Datant de 1735, l’ouvrage Theatrum machinarum molarium, oder Schau-Platz der Mühlen-Bau-Kunst explique et illustre différents types de moulins. Outre un moulin à céréales, les moulins souterrains du Col-des-Roches comptaient également un moulin à huile pour la production d’huile de noix ainsi qu’une rebatte: une meule servant à écraser le chanvre, le lin ou des fruits. e-rara
Le moulin acquis par Jonas Sandoz a été bâti en 1549, par deux frères, Pierre et Jacques Descombes. Il est certainement vite tombé à l’abandon, car il se trouve au beau milieu de la vallée du Locle, là où le cours d’eau – le Bied – s’écoule paresseusement. L’endroit ne se prête donc guère à l’exploitation de l’énergie hydraulique.

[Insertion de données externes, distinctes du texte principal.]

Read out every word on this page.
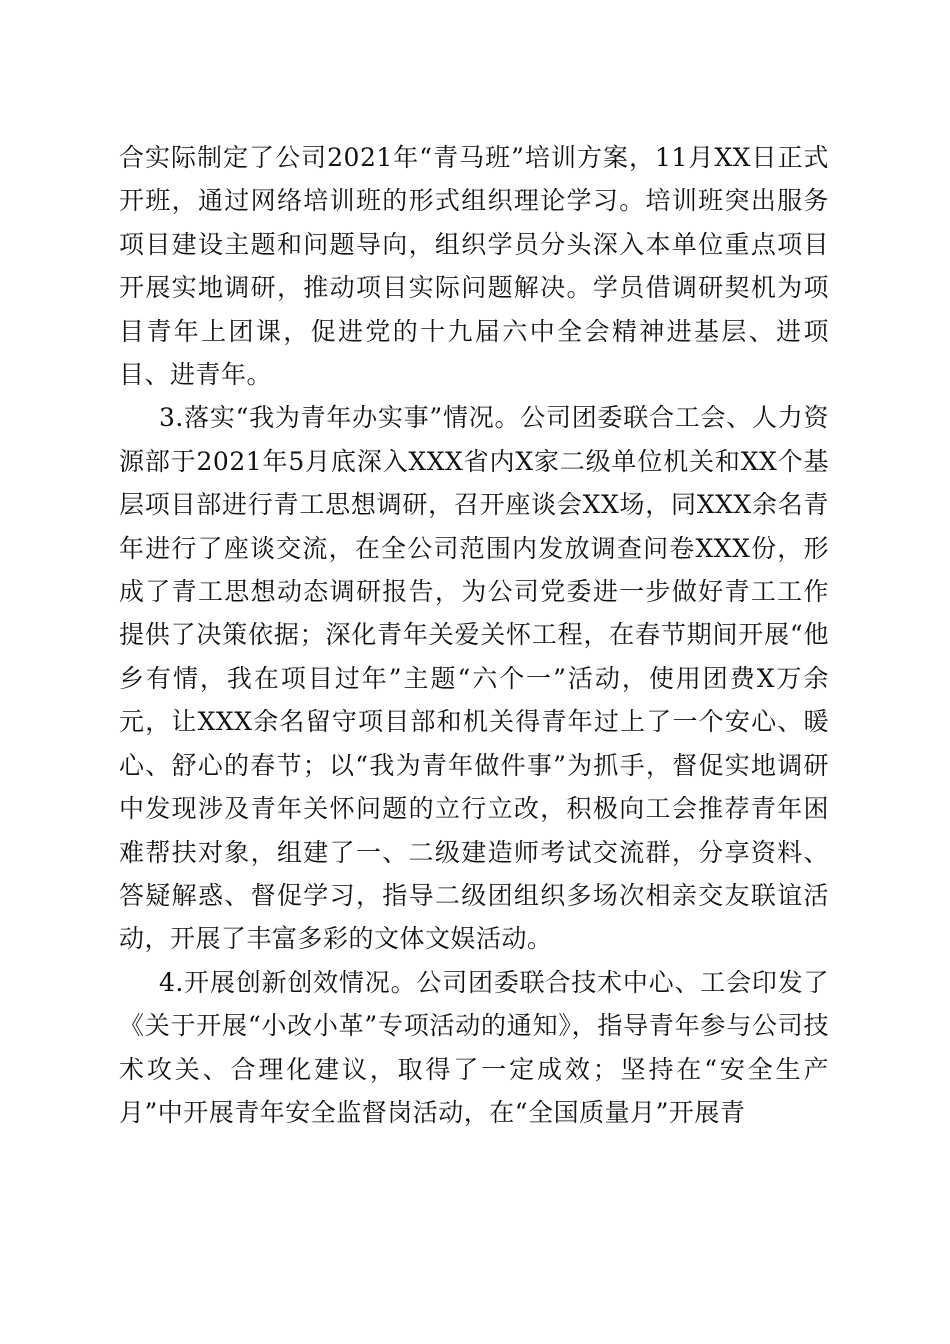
合实际制定了公司2021年“青马班”培训方案，11月XX日正式开班，通过网络培训班的形式组织理论学习。培训班突出服务项目建设主题和问题导向，组织学员分头深入本单位重点项目开展实地调研，推动项目实际问题解决。学员借调研契机为项目青年上团课，促进党的十九届六中全会精神进基层、进项目、进青年。

3.落实“我为青年办实事”情况。公司团委联合工会、人力资源部于2021年5月底深入XXX省内X家二级单位机关和XX个基层项目部进行青工思想调研，召开座谈会XX场，同XXX余名青年进行了座谈交流，在全公司范围内发放调查问卷XXX份，形成了青工思想动态调研报告，为公司党委进一步做好青工工作提供了决策依据；深化青年关爱关怀工程，在春节期间开展“他乡有情，我在项目过年”主题“六个一”活动，使用团费X万余元，让XXX余名留守项目部和机关得青年过上了一个安心、暖心、舒心的春节；以“我为青年做件事”为抓手，督促实地调研中发现涉及青年关怀问题的立行立改，积极向工会推荐青年困难帮扶对象，组建了一、二级建造师考试交流群，分享资料、答疑解惑、督促学习，指导二级团组织多场次相亲交友联谊活动，开展了丰富多彩的文体文娱活动。

4.开展创新创效情况。公司团委联合技术中心、工会印发了《关于开展“小改小革”专项活动的通知》，指导青年参与公司技术攻关、合理化建议，取得了一定成效；坚持在“安全生产月”中开展青年安全监督岗活动，在“全国质量月”开展青
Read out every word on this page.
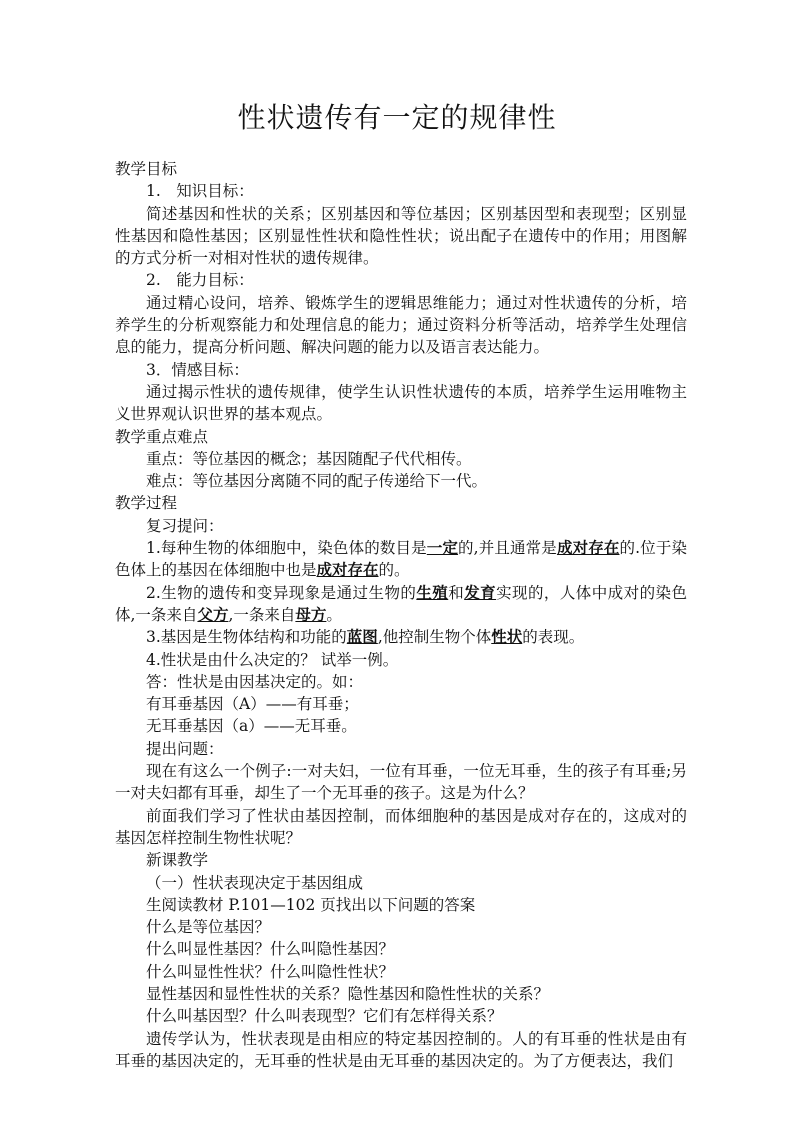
性状遗传有一定的规律性

教学目标

1.　知识目标：

简述基因和性状的关系；区别基因和等位基因；区别基因型和表现型；区别显性基因和隐性基因；区别显性性状和隐性性状；说出配子在遗传中的作用；用图解的方式分析一对相对性状的遗传规律。

2.　能力目标：

通过精心设问，培养、锻炼学生的逻辑思维能力；通过对性状遗传的分析，培养学生的分析观察能力和处理信息的能力；通过资料分析等活动，培养学生处理信息的能力，提高分析问题、解决问题的能力以及语言表达能力。

3．情感目标：

通过揭示性状的遗传规律，使学生认识性状遗传的本质，培养学生运用唯物主义世界观认识世界的基本观点。

教学重点难点

重点：等位基因的概念；基因随配子代代相传。

难点：等位基因分离随不同的配子传递给下一代。

教学过程

复习提问：

1.每种生物的体细胞中，染色体的数目是一定的,并且通常是成对存在的.位于染色体上的基因在体细胞中也是成对存在的。

2.生物的遗传和变异现象是通过生物的生殖和发育实现的，人体中成对的染色体,一条来自父方,一条来自母方。

3.基因是生物体结构和功能的蓝图,他控制生物个体性状的表现。

4.性状是由什么决定的？ 试举一例。

答：性状是由因基决定的。如：

有耳垂基因（A）——有耳垂；

无耳垂基因（a）——无耳垂。

提出问题：

现在有这么一个例子:一对夫妇，一位有耳垂，一位无耳垂，生的孩子有耳垂;另一对夫妇都有耳垂，却生了一个无耳垂的孩子。这是为什么？

前面我们学习了性状由基因控制，而体细胞种的基因是成对存在的，这成对的基因怎样控制生物性状呢？

新课教学

（一）性状表现决定于基因组成

生阅读教材 P.101—102 页找出以下问题的答案

什么是等位基因？

什么叫显性基因？什么叫隐性基因？

什么叫显性性状？什么叫隐性性状？

显性基因和显性性状的关系？隐性基因和隐性性状的关系？

什么叫基因型？什么叫表现型？它们有怎样得关系？

遗传学认为，性状表现是由相应的特定基因控制的。人的有耳垂的性状是由有耳垂的基因决定的，无耳垂的性状是由无耳垂的基因决定的。为了方便表达，我们
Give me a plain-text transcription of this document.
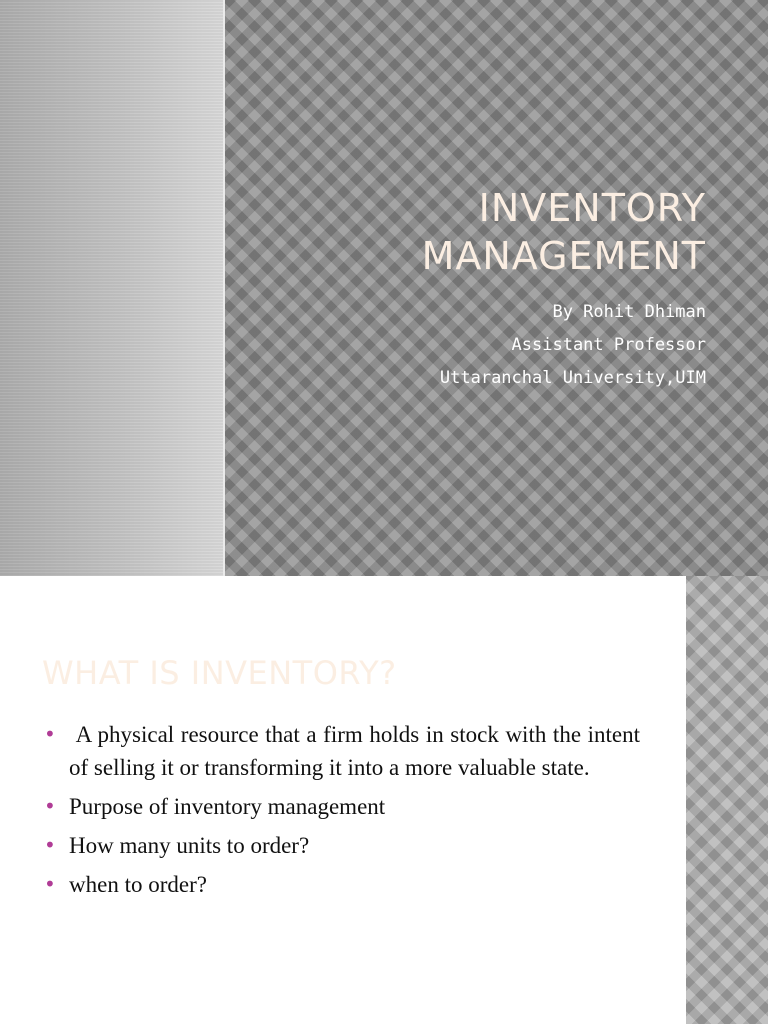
INVENTORY
MANAGEMENT
By Rohit Dhiman
Assistant Professor
Uttaranchal University,UIM
WHAT IS INVENTORY?
• A physical resource that a firm holds in stock with the intent of selling it or transforming it into a more valuable state.
• Purpose of inventory management
• How many units to order?
• when to order?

Aussi Jonas Sandoz demande-t-il au Conseil d’État de permettre de «les transferer et luy donner une autre assiette et place que celle ou lesdits rouages estoyent anciennement transportés.» Déplacer ce moulin vers l’aval, en direction de l’ouest, l’amène vers un endroit bien plus favorable, quoiqu’improbable: la grotte du Col-des-Roches. Dans cette cavité que la nature a creusée à plus de vingt mètres sous le niveau du sol, l’eau qui traverse la vallée du Locle se rassemble, formant une chute d’une dizaine de mètres. C’est donc l’endroit idéal pour fournir de l’énergie hydraulique. Sauf que cela imposera, pendant des décennies, de travailler sous terre. Dans le froid, l’humidité, l’obscurité.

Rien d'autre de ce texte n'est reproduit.